New parking policies may kick in this spring, making it easier to find a spot for your car downtown.
City of Boulder officials are recommending raising the cost of street parking to $2 per hour across much of the city’s downtown. The change is part of a strategy to free up spaces for visitors by encouraging more turnover at meters.
The price hike would affect several blocks on Spruce, Pearl and Walnut Streets near downtown, according to a memo shared with the Transportation Advisory Board on Monday, Oct. 10, 2022. City staff recommended making the changes in April 2023.
Currently, parking across the city is $1.50 per hour and free for at least 15 minutes. With the proposed changes, city officials hope more people will use the city’s public parking garages, where the rates are generally $1.25 per hour. The city’s parking garages, on average, are about half full during times of peak demand, according to the city.
City officials are also considering changes to a neighborhood parking permit program that requires people to have annual passes to park for more than two to three hours in certain neighborhoods, including Whittier, Mapleton Hill and Chautauqua. The program is in part aimed at “preserving the character of our neighborhoods.”
The permitting program is the reason some workers who cannot afford to live downtown go through the hassle of moving their cars every few hours to avoid otherwise steep charges. Parking fines start at $30.
City staff recommend increasing the cost of the annual permit to $40, up from $30. Similar permits are free in Boston and cost $25 in Austin, $50 in the District of Columbia and $165 in San Francisco.
The annual permits are much less expensive for neighborhood residents than commuters traveling downtown for work.
Permits for commuters to park in these neighborhoods cost $420 per year and must be renewed each quarter. Downtown parking garage permits can cost nearly $2,000 per year. A mobile vendor permit for people who work in these neighborhoods, such as landscapers and home cleaners, costs $75 per year.
Questions of equity
The higher cost for commuters prompted a discussion about equity when city staff presented the proposed parking prices to the Transportation Advisory Board on Monday.
Many of the board members opposed reopening West Pearl to cars and have spearheaded projects to make the city’s busiest streets safer for walkers, cyclists and other nondrivers. But they also acknowledge half of the city’s workers commute into town by car, perhaps for some because they cannot afford to live in Boulder. Several argued the cost for parking should be more fair.
Board member Tila Duhaime, who used to work for Transportation Alternatives, a nonprofit New York-based organization advocating for cycling and pedestrian safety, said she does not believe the residential permitting program would square up with the city’s racial equity plan.
She said the maps of the city’s residential permitted parking areas match areas of concentrated wealth. “I think that should give us some real pause,” Duhaime said.
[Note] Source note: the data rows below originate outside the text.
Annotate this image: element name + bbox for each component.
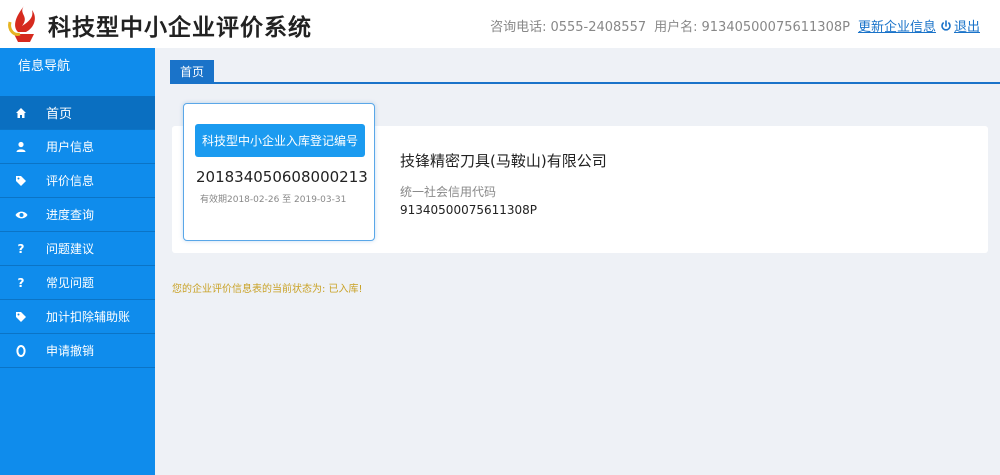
sidebar-nav: 首页 用户信息 评价信息 进度查询 ? 问题建议 ? 常见问题 加计扣除辅助账 … xyxy=(0,96,155,368)
eye-icon xyxy=(14,208,28,222)
validity-period: 有效期2018-02-26 至 2019-03-31 xyxy=(200,195,347,205)
registration-box: 科技型中小企业入库登记编号 201834050608000213 有效期2018… xyxy=(183,103,375,241)
torch-logo-icon xyxy=(8,6,35,42)
tag-icon xyxy=(14,174,28,188)
circle-icon xyxy=(14,344,28,358)
sidebar-item-label: 申请撤销 xyxy=(46,344,95,358)
tag-icon xyxy=(14,310,28,324)
question-icon: ? xyxy=(17,241,25,256)
sidebar-item-deduction-ledger[interactable]: 加计扣除辅助账 xyxy=(0,300,155,334)
sidebar-item-faq[interactable]: ? 常见问题 xyxy=(0,266,155,300)
phone-number: 0555-2408557 xyxy=(550,20,647,35)
sidebar-item-label: 评价信息 xyxy=(46,174,95,188)
home-icon xyxy=(14,106,28,120)
sidebar-item-label: 常见问题 xyxy=(46,276,95,290)
sidebar-item-evaluation[interactable]: 评价信息 xyxy=(0,164,155,198)
credit-code-value: 91340500075611308P xyxy=(400,203,538,217)
phone-label: 咨询电话: xyxy=(490,20,547,35)
top-header: 科技型中小企业评价系统 咨询电话: 0555-2408557 用户名: 9134050… xyxy=(0,0,1000,48)
logout-link[interactable]: 退出 xyxy=(954,20,980,35)
sidebar-item-label: 用户信息 xyxy=(46,140,95,154)
update-info-link[interactable]: 更新企业信息 xyxy=(858,20,936,35)
question-icon: ? xyxy=(17,275,25,290)
sidebar-item-progress[interactable]: 进度查询 xyxy=(0,198,155,232)
registration-number: 201834050608000213 xyxy=(196,168,368,186)
status-message: 您的企业评价信息表的当前状态为: 已入库! xyxy=(172,284,363,295)
username-label: 用户名: xyxy=(654,20,698,35)
sidebar-item-user-info[interactable]: 用户信息 xyxy=(0,130,155,164)
sidebar-item-home[interactable]: 首页 xyxy=(0,96,155,130)
credit-code-label: 统一社会信用代码 xyxy=(400,185,497,199)
registration-number-button[interactable]: 科技型中小企业入库登记编号 xyxy=(195,124,365,157)
tab-home[interactable]: 首页 xyxy=(170,60,215,84)
sidebar-item-label: 问题建议 xyxy=(46,242,95,256)
header-info: 咨询电话: 0555-2408557 用户名: 91340500075611308P 更… xyxy=(490,16,980,35)
sidebar-item-label: 进度查询 xyxy=(46,208,95,222)
sidebar-item-label: 加计扣除辅助账 xyxy=(46,310,131,324)
username-value: 91340500075611308P xyxy=(701,20,850,35)
company-name: 技锋精密刀具(马鞍山)有限公司 xyxy=(400,152,607,170)
app-title: 科技型中小企业评价系统 xyxy=(48,15,312,41)
user-icon xyxy=(14,140,28,154)
sidebar-heading: 信息导航 xyxy=(18,59,71,74)
sidebar-item-suggestions[interactable]: ? 问题建议 xyxy=(0,232,155,266)
sidebar-item-label: 首页 xyxy=(46,107,73,122)
sidebar-item-revoke[interactable]: 申请撤销 xyxy=(0,334,155,368)
power-icon[interactable] xyxy=(940,20,952,32)
tab-bar: 首页 xyxy=(170,60,1000,84)
sidebar: 信息导航 首页 用户信息 评价信息 进度查询 ? 问题建议 ? 常见问题 加计扣… xyxy=(0,48,155,475)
As part of the new parking strategy, a proposed city manager rule would make it harder for neighbors to petition to have their homes added to the neighborhood permit program.
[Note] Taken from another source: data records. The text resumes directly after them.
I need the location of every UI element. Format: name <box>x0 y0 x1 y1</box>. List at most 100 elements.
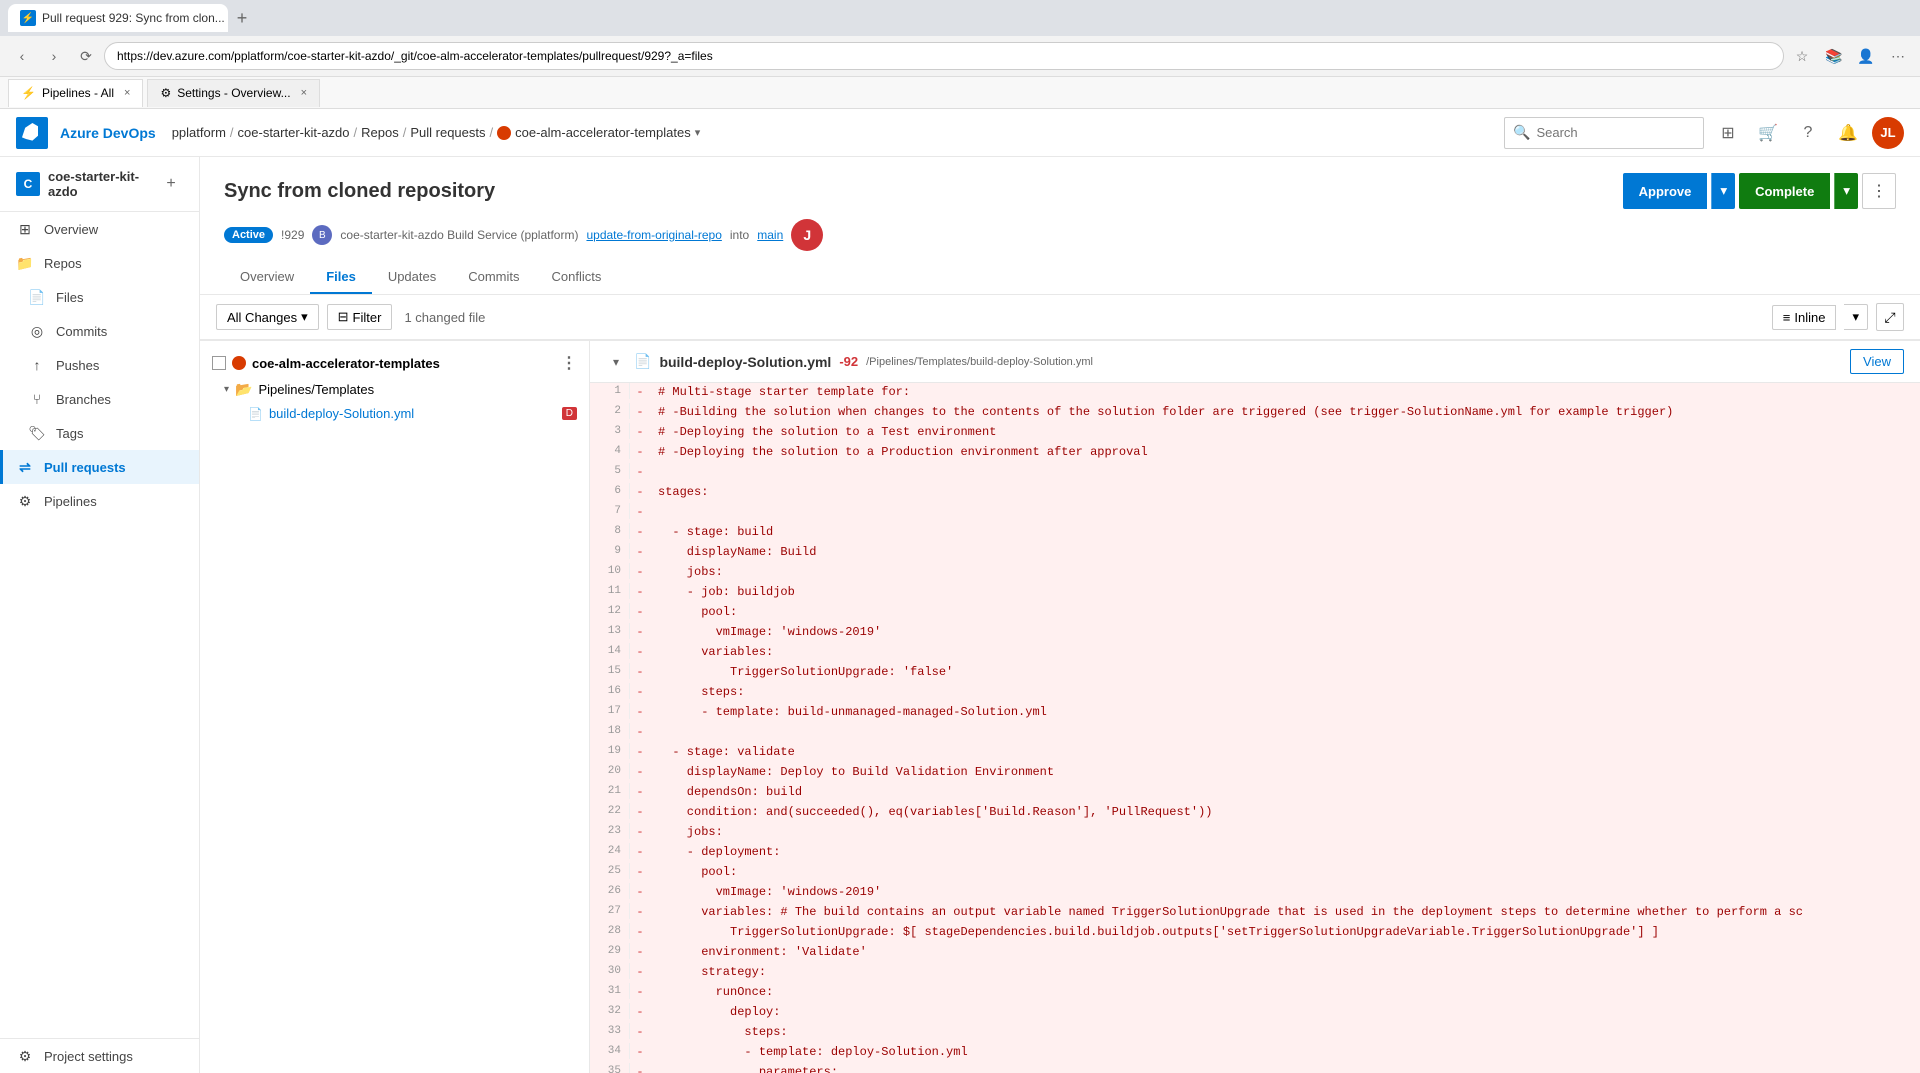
settings-button[interactable]: ⋯ <box>1884 42 1912 70</box>
overview-icon: ⊞ <box>16 220 34 238</box>
line-code: environment: 'Validate' <box>650 943 1920 961</box>
line-number: 13 <box>590 623 630 639</box>
tags-icon: 🏷 <box>28 424 46 442</box>
complete-button[interactable]: Complete <box>1739 173 1830 209</box>
project-name: coe-starter-kit-azdo <box>48 169 151 199</box>
tree-more-button[interactable]: ⋮ <box>561 353 577 373</box>
pr-branch-to[interactable]: main <box>757 228 783 242</box>
tab-commits[interactable]: Commits <box>452 261 535 294</box>
help-button[interactable]: ? <box>1792 117 1824 149</box>
add-project-button[interactable]: + <box>159 172 183 196</box>
sidebar-item-pull-requests[interactable]: ⇌ Pull requests <box>0 450 199 484</box>
notifications-button[interactable]: 🔔 <box>1832 117 1864 149</box>
line-code: steps: <box>650 683 1920 701</box>
sidebar-item-files[interactable]: 📄 Files <box>0 280 199 314</box>
all-changes-dropdown[interactable]: All Changes ▾ <box>216 304 319 330</box>
sidebar-item-tags-label: Tags <box>56 426 83 441</box>
file-type-icon: 📄 <box>248 407 263 421</box>
back-button[interactable]: ‹ <box>8 42 36 70</box>
line-code: TriggerSolutionUpgrade: 'false' <box>650 663 1920 681</box>
pipelines-tab[interactable]: ⚡ Pipelines - All × <box>8 79 143 107</box>
inline-dropdown-button[interactable]: ▾ <box>1844 304 1868 330</box>
approve-button[interactable]: Approve <box>1623 173 1708 209</box>
pr-header: Sync from cloned repository Approve ▾ Co… <box>200 157 1920 295</box>
line-code: steps: <box>650 1023 1920 1041</box>
ado-topnav: Azure DevOps pplatform / coe-starter-kit… <box>0 109 1920 157</box>
favorites-button[interactable]: ☆ <box>1788 42 1816 70</box>
line-number: 18 <box>590 723 630 739</box>
search-box[interactable]: 🔍 <box>1504 117 1704 149</box>
more-options-button[interactable]: ⋮ <box>1862 173 1896 209</box>
account-button[interactable]: 👤 <box>1852 42 1880 70</box>
sidebar-item-repos[interactable]: 📁 Repos <box>0 246 199 280</box>
forward-button[interactable]: › <box>40 42 68 70</box>
breadcrumb-prs[interactable]: Pull requests <box>410 125 485 140</box>
pr-reviewer-avatar: J <box>791 219 823 251</box>
browser-chrome: ⚡ Pull request 929: Sync from clon... × … <box>0 0 1920 77</box>
tree-file-build-deploy[interactable]: 📄 build-deploy-Solution.yml D <box>200 402 589 425</box>
grid-view-button[interactable]: ⊞ <box>1712 117 1744 149</box>
search-input[interactable] <box>1536 125 1695 140</box>
sidebar-item-pushes[interactable]: ↑ Pushes <box>0 348 199 382</box>
pr-author-avatar: B <box>312 225 332 245</box>
breadcrumb-dropdown-icon[interactable]: ▾ <box>695 126 701 139</box>
project-settings-link[interactable]: ⚙ Project settings <box>0 1039 199 1073</box>
refresh-button[interactable]: ⟳ <box>72 42 100 70</box>
diff-collapse-toggle[interactable]: ▾ <box>606 352 626 372</box>
ado-brand: Azure DevOps <box>60 125 156 141</box>
diff-line: 28- TriggerSolutionUpgrade: $[ stageDepe… <box>590 923 1920 943</box>
pr-title: Sync from cloned repository <box>224 180 495 203</box>
line-marker: - <box>630 943 650 961</box>
settings-tab[interactable]: ⚙ Settings - Overview... × <box>147 79 320 107</box>
line-number: 19 <box>590 743 630 759</box>
diff-line: 32- deploy: <box>590 1003 1920 1023</box>
tab-files[interactable]: Files <box>310 261 372 294</box>
sidebar-item-overview[interactable]: ⊞ Overview <box>0 212 199 246</box>
diff-change-count: -92 <box>839 354 858 369</box>
line-number: 32 <box>590 1003 630 1019</box>
tree-folder-pipelines[interactable]: ▾ 📂 Pipelines/Templates <box>200 377 589 402</box>
line-number: 8 <box>590 523 630 539</box>
expand-button[interactable]: ⤢ <box>1876 303 1904 331</box>
basket-button[interactable]: 🛒 <box>1752 117 1784 149</box>
active-tab[interactable]: ⚡ Pull request 929: Sync from clon... × <box>8 4 228 32</box>
sidebar-item-commits[interactable]: ◎ Commits <box>0 314 199 348</box>
sidebar-bottom: ⚙ Project settings <box>0 1038 199 1073</box>
complete-dropdown-button[interactable]: ▾ <box>1834 173 1858 209</box>
folder-arrow-icon: ▾ <box>224 384 229 395</box>
sidebar-item-branches[interactable]: ⑂ Branches <box>0 382 199 416</box>
tab-updates[interactable]: Updates <box>372 261 452 294</box>
breadcrumb-repos[interactable]: Repos <box>361 125 399 140</box>
tree-root-checkbox[interactable] <box>212 356 226 370</box>
new-tab-button[interactable]: + <box>228 4 256 32</box>
approve-dropdown-button[interactable]: ▾ <box>1711 173 1735 209</box>
line-number: 16 <box>590 683 630 699</box>
sidebar-item-overview-label: Overview <box>44 222 98 237</box>
project-settings-icon: ⚙ <box>16 1047 34 1065</box>
tab-conflicts[interactable]: Conflicts <box>536 261 618 294</box>
line-code: dependsOn: build <box>650 783 1920 801</box>
pipelines-tab-close[interactable]: × <box>124 87 130 99</box>
inline-view-button[interactable]: ≡ Inline <box>1772 305 1837 330</box>
breadcrumb-repo-name[interactable]: coe-alm-accelerator-templates <box>515 125 691 140</box>
breadcrumb-pplatform[interactable]: pplatform <box>172 125 226 140</box>
tab-overview[interactable]: Overview <box>224 261 310 294</box>
breadcrumb-project[interactable]: coe-starter-kit-azdo <box>238 125 350 140</box>
breadcrumb-sep-4: / <box>490 125 494 140</box>
filter-button[interactable]: ⊟ Filter <box>327 304 393 330</box>
line-number: 29 <box>590 943 630 959</box>
line-code <box>650 503 1920 507</box>
sidebar-item-pipelines[interactable]: ⚙ Pipelines <box>0 484 199 518</box>
line-code: - template: build-unmanaged-managed-Solu… <box>650 703 1920 721</box>
line-marker: - <box>630 783 650 801</box>
sidebar-item-tags[interactable]: 🏷 Tags <box>0 416 199 450</box>
breadcrumb-sep-3: / <box>403 125 407 140</box>
pr-branch-from[interactable]: update-from-original-repo <box>586 228 721 242</box>
settings-tab-close[interactable]: × <box>301 87 307 99</box>
view-file-button[interactable]: View <box>1850 349 1904 374</box>
diff-line: 10- jobs: <box>590 563 1920 583</box>
collections-button[interactable]: 📚 <box>1820 42 1848 70</box>
user-avatar[interactable]: JL <box>1872 117 1904 149</box>
address-bar[interactable] <box>104 42 1784 70</box>
line-code: displayName: Build <box>650 543 1920 561</box>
It also includes a new process to remove certain streets from the program, potentially freeing up more affordable parking near downtown. To be removed, the street would have to fail to meet certain requirements for the program, such as parking occupancy, for at least three years before city staff considers making a change.
“It seems it’s designed to move as slowly as possible and to not ruffle feathers,” Duhaime told city officials.
The city is recommending an income-based discount for neighborhood parking permits. But under the proposed plan, the discount would only apply to residents — not commuters.
“While I understand and appreciate the thought of providing discounts for lower-income commuters, that would be contrary to our desire of encouraging other modes of transportation,” Cris Jones, the interim director for the Community Vitality Department, said in an interview.
The city provides a free RTD regional bus pass — which costs about $2,400 per year — to people who work in the downtown area, in part to drive down car use, a major source of the city’s greenhouse gas emissions.
Separately, city staff are recommending creating a working group to consider paid or permitted parking near open space trailheads. A 2018 study indicated 56% of people travel to open space trailheads by car. According to recent city data, parking near Chautauqua, Shanahan Ridge and Santitas have neared or reached full capacity at times. In the last year, peaking near Sanitas has been closed at times due to the construction of the Academy at Mapleton Hill, a housing project for older adults.
The Boulder City Council is scheduled to discuss the issue of parking on Nov. 3, 2022. The city is accepting public comments on the proposed metered and neighborhood parking policies until October 22.